她回溯了这许多旧事,长安酒肆的闲暇,好似只是杯酒一盏的时日,秋光明和,染得竹帘案席光尘清亮。轻风喧摆,又是满座不变的曲嚷笑靥。
元萝平静思索着,说道:“他们下手很重,若我不挡在阿祇身前,兴许他便被打死了。之后我也伤得意识不清醒,约莫只记得,我与阿祇被公子季关进了镇上牢监,不知怎么才逃了出来。”
文娘气得胸口抖动,一拍桌案:“太过分了!镇中刁民狭隘无知,那拢氏一脉更是毫无王法!”
都已过去,元萝而今提起,也没甚么好气恼的,她历经的事情复杂久远,混沌之间,总觉得在细枝末节处,忘了一些重要的事。
究竟是如何逃出来的......
她脑子太迟钝,实在想不起来了,只好作罢。元萝眼神轻渺,绕过尘酉奢醉的景象,瞥至元思牙走回内屋的那一处。

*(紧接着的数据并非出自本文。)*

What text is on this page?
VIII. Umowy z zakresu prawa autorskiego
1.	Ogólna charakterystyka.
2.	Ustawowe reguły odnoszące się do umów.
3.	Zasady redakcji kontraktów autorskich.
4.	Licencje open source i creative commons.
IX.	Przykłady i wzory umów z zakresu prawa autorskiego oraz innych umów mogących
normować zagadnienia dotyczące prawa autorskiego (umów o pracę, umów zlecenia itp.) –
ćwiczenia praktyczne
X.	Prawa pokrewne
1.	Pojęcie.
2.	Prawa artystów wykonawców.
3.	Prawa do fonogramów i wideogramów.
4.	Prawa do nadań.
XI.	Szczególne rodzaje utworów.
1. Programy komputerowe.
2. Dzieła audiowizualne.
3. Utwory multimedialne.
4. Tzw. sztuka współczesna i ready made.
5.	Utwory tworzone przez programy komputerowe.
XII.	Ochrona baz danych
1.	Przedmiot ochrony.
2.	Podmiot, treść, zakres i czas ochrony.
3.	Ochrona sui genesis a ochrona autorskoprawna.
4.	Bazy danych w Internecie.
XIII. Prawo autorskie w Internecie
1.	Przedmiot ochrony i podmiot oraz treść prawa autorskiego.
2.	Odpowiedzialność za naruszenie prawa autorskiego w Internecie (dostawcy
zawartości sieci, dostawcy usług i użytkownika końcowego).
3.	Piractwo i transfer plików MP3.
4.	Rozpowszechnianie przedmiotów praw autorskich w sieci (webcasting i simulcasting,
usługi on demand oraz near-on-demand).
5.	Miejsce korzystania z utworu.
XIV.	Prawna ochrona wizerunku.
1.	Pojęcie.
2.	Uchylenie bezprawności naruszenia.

旋即惆怅地叹了口气,她慢声说:“许是那一回,对阿祇的打击甚大。”
难得回溯起这段旧事,纷扰繁杂,元萝沉凝良久,倒是想得更明白了,说道:“人间规矩讲究,是我疏忽了这些,才使他小小年纪被那般低贱地羞辱。之后他性子低敛了许多,清冷少言......也有了避讳,再不与我同睡了。”